Barger threw up his hands. “You gonna call it all night?”

“Sorry,” she muttered sheepishly. “I’m just real jumpy. I don’t like Palavar.”

“No one does,” rumbled Wick, who had a habit of being quiet. He listened, and that made him a talented communications specialist. He absorbed languages like a sponge, so many that Ana could only hope to wrap her tongue around a quarter of them. He was Cercian by birth, the markings under his eyes so faded Ana couldn’t tell which clan he hailed from, and he never told, having left that life years ago. His skn was a shade darker than Siege’s, with a warm hue to it—like the dawn. “This is dangerous.”

“My leg’s hurting, too,” Riggs added. “It always hurts before a fight.”

“Your leg always hurts,” Talle replied dryly.

“Yes, but it hurts more,” the engineer said defensively, and Wick nodded in agreement—but he always agreed with Riggs. They’d spent years in a Cercian mine together. “Palavar is dangerous.”

“Palavar will be easy,” Siege assured them. “We’re on the quietest ship in space, and we’ve got the best crew in the kingdom.”

“Yeah, but what about that Ironblood?” Barger jutted his chin toward Robb, who went still in his chair. The Ironblood hadn’t touched his food, potatoes sitting congealed on his plate. “What if he sends out our coordinates? Tattles?”

“Well, then we can space him,” Jax replied, reorganizing his hand.

The Ironblood choked on a sip of ale.

“We’re not spacing him,” Ana said, tossing two cards down. “Two tens.”

Barger took two cards out of his hand. “Two queens—”

“Wicked,” Robb called.

Barger shot him a look that Ana could only have described as death incarnate. The table was quiet until Wick leaned forward and flipped Barger’s two cards over for him. A nine of spades and a three of hearts. Wick shoved the stash of cards in Barger’s direction.

Smoothly, the Ironblood leaned forward and dropped his last four cards onto the table. “Four queens.”

Jax gave him a side-eye. “I think I’m going to call you.”

“Then do it,” Robb replied.

“You can’t have four queens. You can’t be that lucky.”

“Technically, I can— OW!” Robb gave a cry and clutched his right wrist.

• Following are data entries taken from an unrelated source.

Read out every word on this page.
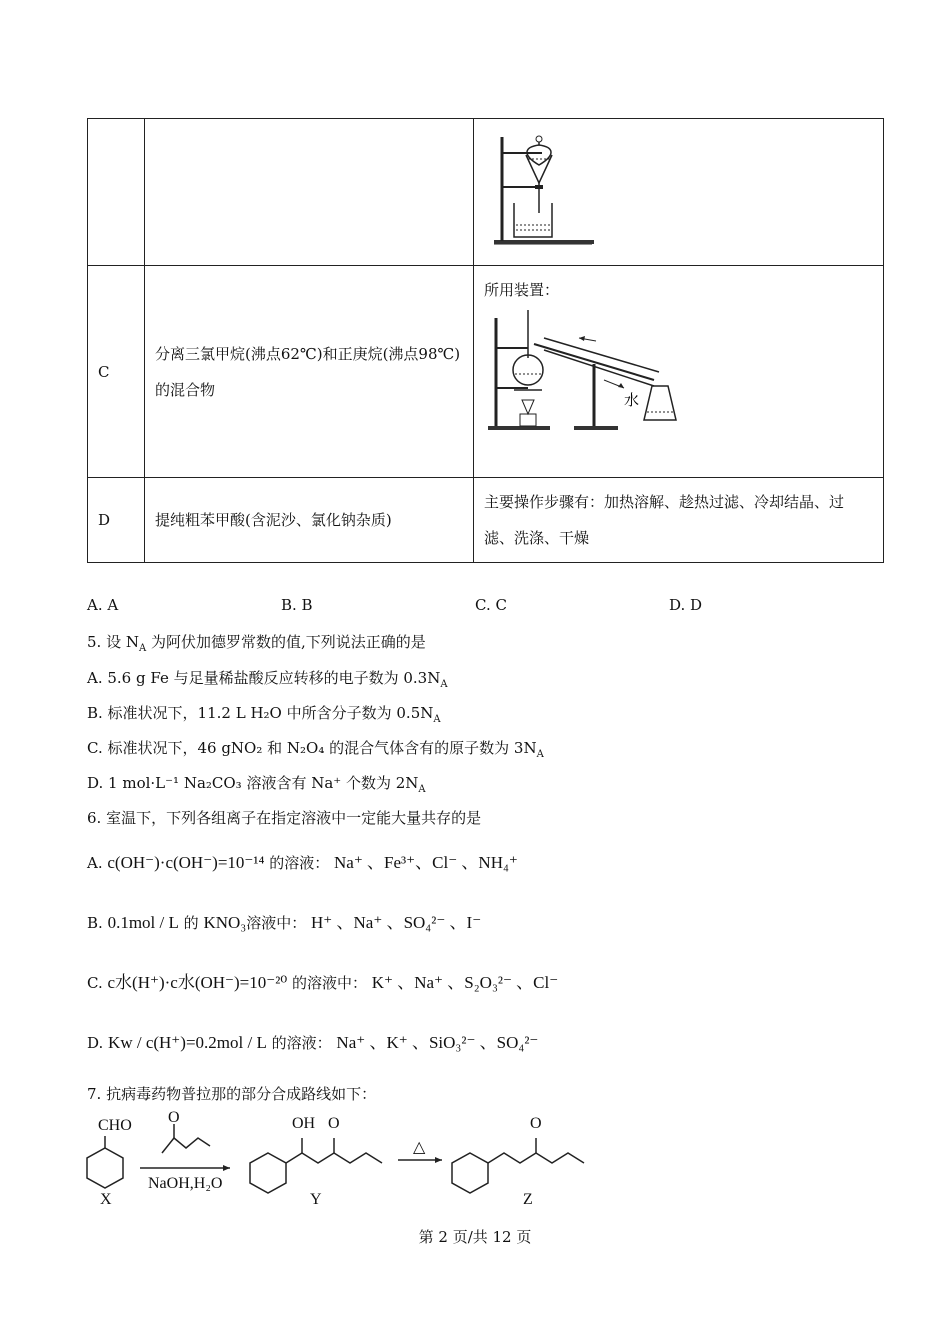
C	分离三氯甲烷(沸点62℃)和正庚烷(沸点98℃)的混合物	所用装置：
水

D	提纯粗苯甲酸(含泥沙、氯化钠杂质)	主要操作步骤有：加热溶解、趁热过滤、冷却结晶、过滤、洗涤、干燥
A. A	B. B	C. C	D. D
5. 设 $N_A$ 为阿伏加德罗常数的值,下列说法正确的是
A. 5.6 g Fe 与足量稀盐酸反应转移的电子数为 $0.3N_A$
B. 标准状况下，11.2 L H₂O 中所含分子数为 $0.5N_A$
C. 标准状况下，46 gNO₂ 和 N₂O₄ 的混合气体含有的原子数为 $3N_A$
D. 1 mol·L⁻¹ Na₂CO₃ 溶液含有 Na⁺ 个数为 $2N_A$
6. 室温下，下列各组离子在指定溶液中一定能大量共存的是
A. c(OH⁻)·c(OH⁻)=10⁻¹⁴ 的溶液： Na⁺ 、Fe³⁺、Cl⁻ 、NH₄⁺
B. 0.1mol / L 的 KNO₃溶液中： H⁺ 、Na⁺ 、SO₄²⁻ 、I⁻
C. c水(H⁺)·c水(OH⁻)=10⁻²⁰ 的溶液中： K⁺ 、Na⁺ 、S₂O₃²⁻ 、Cl⁻
D. Kw / c(H⁺)=0.2mol / L 的溶液： Na⁺ 、K⁺ 、SiO₃²⁻ 、SO₄²⁻
7. 抗病毒药物普拉那的部分合成路线如下：
CHO O
NaOH,H₂O
OH O
△
O
X	Y	Z
第 2 页/共 12 页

The captain leaned forward worriedly. “Something else hurt?” she asked, Jax and the rest of the crew echoing the concern.

Ana didn’t like the way the Ironblood turned pale. Or the way he straightened up again, a rigid set to his eyebrows. “No—no, I’m fine.”

“You don’t look fine,” said Jax.

Robb’s blue eyes turned cold. “I said I’m—”

“Captain,” interrupted D09 through the intercom. His voice cut through the noise of the galley like a knife scraping against metal.

The captain finished her tankard of ale in one gulp and called up to the ceiling, “What’s it, metalhead?”

“The Grand Duchess is transmitting live from the palace. She is speaking about the events on Nevaeh.”

Ana’s heart plummeted into her toes.

Cursing under her breath, the captain left for the cockpit in a whirlwind of bright fiber-optic-tipped hair, the rest of the crew scrambling after her. In the cockpit, Wick quickly slid into his chair at the communications console, pulling up the vid.

Ana elbowed her way through the crew to stand beside Di, lacing her fingers through his.

He slid his expressionless gaze to her, and she met it, swallowing the lump lodged in her throat. No one could have possibly identified them on Nevaeh. There was nothing to be worried about. Nothing.

But her heart pounded anyway, calling her a liar.

The Grand Duchess’s delicate face stretched across the starshield. “At sixteen hundred hours, a terrible act ravaged our beloved Nevaeh. A Metal and its accomplice attempted the assassination of my heir, Erik Valerio.”

Ana felt all the blood drain from her face.

“Thankfully, he was unharmed, but his kin was not as fortunate. As of four hours ago, we have it on good authority that the younger son of the Valerio family, Robbert Mercer Valerio, was taken captive by the assassins.”

A photo of a young man with curly hair and sky-blue eyes appeared in the upper left-hand corner of the screen. A cold chill curled up Ana’s spine. She knew that face—sat across from it at dinner.